Don't Forget About the CPU

It's important to remember that these AI accelerators don't replace the CPU, Fung wrote. "The CPU can be viewed as the taskmaster for the entire system, managing a wide range of general-purpose computing tasks, with the CPU and other accelerated processors performing a narrower range of more specialized tasks."

Because of this, Fung argues that it's imperative to balance the number of CPU cores with the number of GPUs for a given workload.

Advancements from Intel and AMD are helping to better address AI workloads as well. Intel's third-generation Xeon Scalable processors are the chipmaker's second to feature integrated AI acceleration.

AI the Memory Hog

AI workloads are also pushing the boundaries of memory density. Citing a panel with Google, Marvell, and Rambus during the AI Hardware Summit late last month, memory quantity and performance is becoming a limiting factor for scaling AI training models.

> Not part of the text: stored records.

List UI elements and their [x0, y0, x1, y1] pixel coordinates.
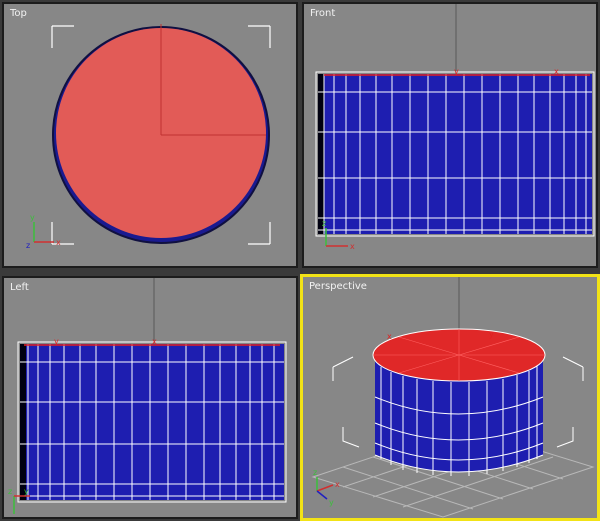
svg-text:z: z — [8, 487, 12, 496]
svg-text:x: x — [350, 242, 355, 251]
viewport-left-canvas[interactable]: x y z y — [4, 278, 298, 519]
viewport-top-canvas[interactable]: y x z — [4, 4, 298, 268]
svg-text:y: y — [489, 330, 494, 339]
axis-tripod-perspective: z x y — [313, 468, 340, 507]
svg-text:x: x — [56, 238, 61, 247]
svg-text:y: y — [24, 487, 29, 496]
axis-tripod-left: z y — [8, 487, 30, 514]
viewport-top[interactable]: Top y x z — [2, 2, 298, 268]
viewport-layout: Top y x z Front y x z x Left x y z y Per… — [0, 0, 600, 521]
viewport-left[interactable]: Left x y z y — [2, 276, 298, 519]
svg-text:z: z — [26, 241, 30, 250]
viewport-front-canvas[interactable]: y x z x — [304, 4, 598, 268]
svg-text:x: x — [554, 67, 559, 76]
svg-text:y: y — [54, 337, 59, 346]
svg-text:y: y — [30, 213, 35, 222]
svg-text:x: x — [152, 337, 157, 346]
svg-text:z: z — [322, 219, 326, 228]
svg-text:z: z — [313, 468, 317, 477]
viewport-front[interactable]: Front y x z x — [302, 2, 598, 268]
svg-text:x: x — [387, 332, 392, 341]
svg-text:y: y — [454, 67, 459, 76]
svg-text:x: x — [335, 480, 340, 489]
svg-text:y: y — [329, 498, 334, 507]
viewport-perspective-canvas[interactable]: x y z x y — [303, 277, 597, 518]
viewport-perspective[interactable]: Perspective x y z x y — [300, 274, 600, 521]
cylinder-side-mesh — [20, 344, 284, 500]
cylinder-side-mesh — [318, 74, 592, 234]
axis-tripod-top: y x z — [26, 213, 61, 250]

"More memory capacity means more modules and interfaces, which ultimately degrades chip-to-chip latencies," Fung wrote. "There needs to be an optimal balance between memory bandwidth and capacity within the system, while adequately addressing thermal dissipation challenges."

Two potential remedies include three-dimensional stacking, to package memory chips closer together, and high bandwidth memory, which is already being used to minimize latencies, albeit at a cost premium.

Regulator Bottlenecks Ahead?

AI adoption may face new bottlenecks, according to The Wall Street Journal, which reported Wednesday that the Trump administration is close to completing guidance on how to regulate the technology.

The regulation seeks to help government agencies take advantage of AI while limiting its potential misuse, in what Michael Kratsios, senior technology official for the Trump Administration, calls a "light touch" approach. Kratsios argues that stiffer regulation, like those proposed by the European Union, could stifle AI development in the U.S.